The BBC’s director general will be among the special guests as Crystal Palace switches off its analogue signal tonight.
Mark Thompson will be at the iconic tower as the transmitter, which broadcast the first colour images in 1956, is turned off for good.
The switchover to digital TV begins tomorrow and will be marked by the tower being lit up in a spectacular light show.
Broadcasters Sir David Attenborough and Professor Brian Cox will flip the switch at the tower to start the lights.
A new high-power digital TV transmission service will then be emitted by Arqiva from the iconic Crystal Palace broadcast tower.

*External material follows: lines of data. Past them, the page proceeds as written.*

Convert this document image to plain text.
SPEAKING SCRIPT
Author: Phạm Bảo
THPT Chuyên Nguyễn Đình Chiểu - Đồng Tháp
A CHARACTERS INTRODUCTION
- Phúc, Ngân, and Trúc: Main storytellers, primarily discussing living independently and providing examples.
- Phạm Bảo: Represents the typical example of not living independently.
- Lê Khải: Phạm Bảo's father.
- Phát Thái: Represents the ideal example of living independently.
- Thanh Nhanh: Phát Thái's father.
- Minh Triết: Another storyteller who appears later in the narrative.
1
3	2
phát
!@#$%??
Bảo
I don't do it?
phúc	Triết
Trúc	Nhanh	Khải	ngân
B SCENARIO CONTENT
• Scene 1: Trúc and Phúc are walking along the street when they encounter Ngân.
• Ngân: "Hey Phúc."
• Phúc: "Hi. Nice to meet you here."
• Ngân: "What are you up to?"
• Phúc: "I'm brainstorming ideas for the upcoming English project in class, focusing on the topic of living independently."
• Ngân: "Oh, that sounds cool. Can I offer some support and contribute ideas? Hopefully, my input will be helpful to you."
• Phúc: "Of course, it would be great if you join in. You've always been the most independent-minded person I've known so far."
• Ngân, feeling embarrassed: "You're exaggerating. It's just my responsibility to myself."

Sir Attenborough said: “Thanks to public service broadcasting, for the past 75 years we could all take part in the most memorable moments in the UK’s history.

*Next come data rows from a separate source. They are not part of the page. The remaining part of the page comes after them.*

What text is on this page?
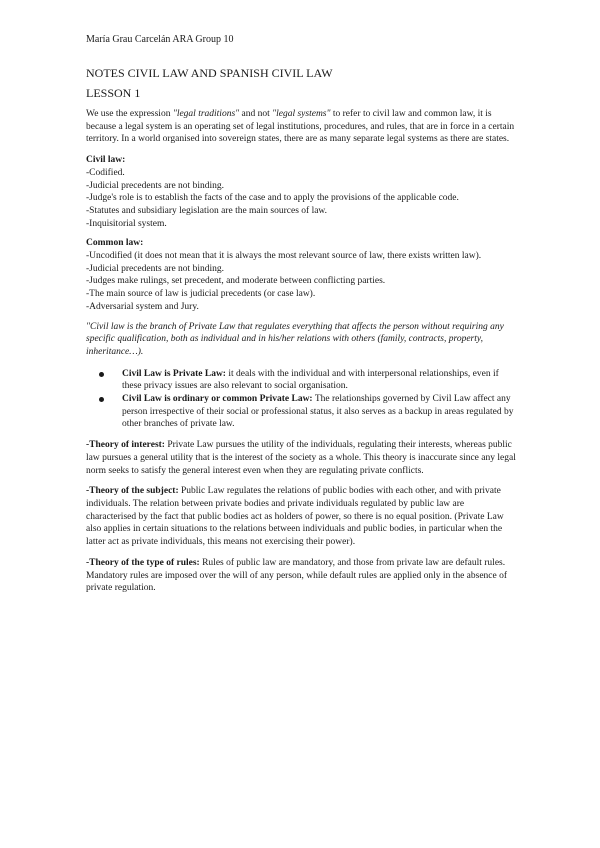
María Grau Carcelán ARA Group 10
NOTES CIVIL LAW AND SPANISH CIVIL LAW
LESSON 1

We use the expression "legal traditions" and not "legal systems" to refer to civil law and common law, it is because a legal system is an operating set of legal institutions, procedures, and rules, that are in force in a certain territory. In a world organised into sovereign states, there are as many separate legal systems as there are states.

Civil law:
-Codified.
-Judicial precedents are not binding.
-Judge's role is to establish the facts of the case and to apply the provisions of the applicable code.
-Statutes and subsidiary legislation are the main sources of law.
-Inquisitorial system.
Common law:
-Uncodified (it does not mean that it is always the most relevant source of law, there exists written law).
-Judicial precedents are not binding.
-Judges make rulings, set precedent, and moderate between conflicting parties.
-The main source of law is judicial precedents (or case law).
-Adversarial system and Jury.
"Civil law is the branch of Private Law that regulates everything that affects the person without requiring any specific qualification, both as individual and in his/her relations with others (family, contracts, property, inheritance…).
Civil Law is Private Law: it deals with the individual and with interpersonal relationships, even if these privacy issues are also relevant to social organisation.
Civil Law is ordinary or common Private Law: The relationships governed by Civil Law affect any person irrespective of their social or professional status, it also serves as a backup in areas regulated by other branches of private law.

-Theory of interest: Private Law pursues the utility of the individuals, regulating their interests, whereas public law pursues a general utility that is the interest of the society as a whole. This theory is inaccurate since any legal norm seeks to satisfy the general interest even when they are regulating private conflicts.

-Theory of the subject: Public Law regulates the relations of public bodies with each other, and with private individuals. The relation between private bodies and private individuals regulated by public law are characterised by the fact that public bodies act as holders of power, so there is no equal position. (Private Law also applies in certain situations to the relations between individuals and public bodies, in particular when the latter act as private individuals, this means not exercising their power).

-Theory of the type of rules: Rules of public law are mandatory, and those from private law are default rules. Mandatory rules are imposed over the will of any person, while default rules are applied only in the absence of private regulation.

“Think about the coronation of Queen Elizabeth in 1953 or England winning the World Cup in 1966.
“Now with the switch to digital TV, we’re celebrating the start of a new, very exciting time in UK broadcasting when viewers will have more channels to choose from and a better viewing experience than ever before.
“This is as wonderful as anything I’ve experienced in my 60 years of working in the TV industry.”
John Cresswell, chief executive of Arqiva, said: “Digital switchover is the 21st century equivalent of the introduction of colour TV, bringing crystal-clear pictures, more channels and interactive features to the whole of the UK.
“With London’s rich history of broadcast firsts and almost five million homes served by Crystal Palace broadcast tower, London switchover is a very special moment in the nationwide switchover project.
“Behind the scenes, the scale of this national infrastructure project is immense. By completion in October we will have transformed a network that took 25 years build in only five years, transforming this vital public service into a modern platform that will meet the evolving TV viewing needs of the UK population.”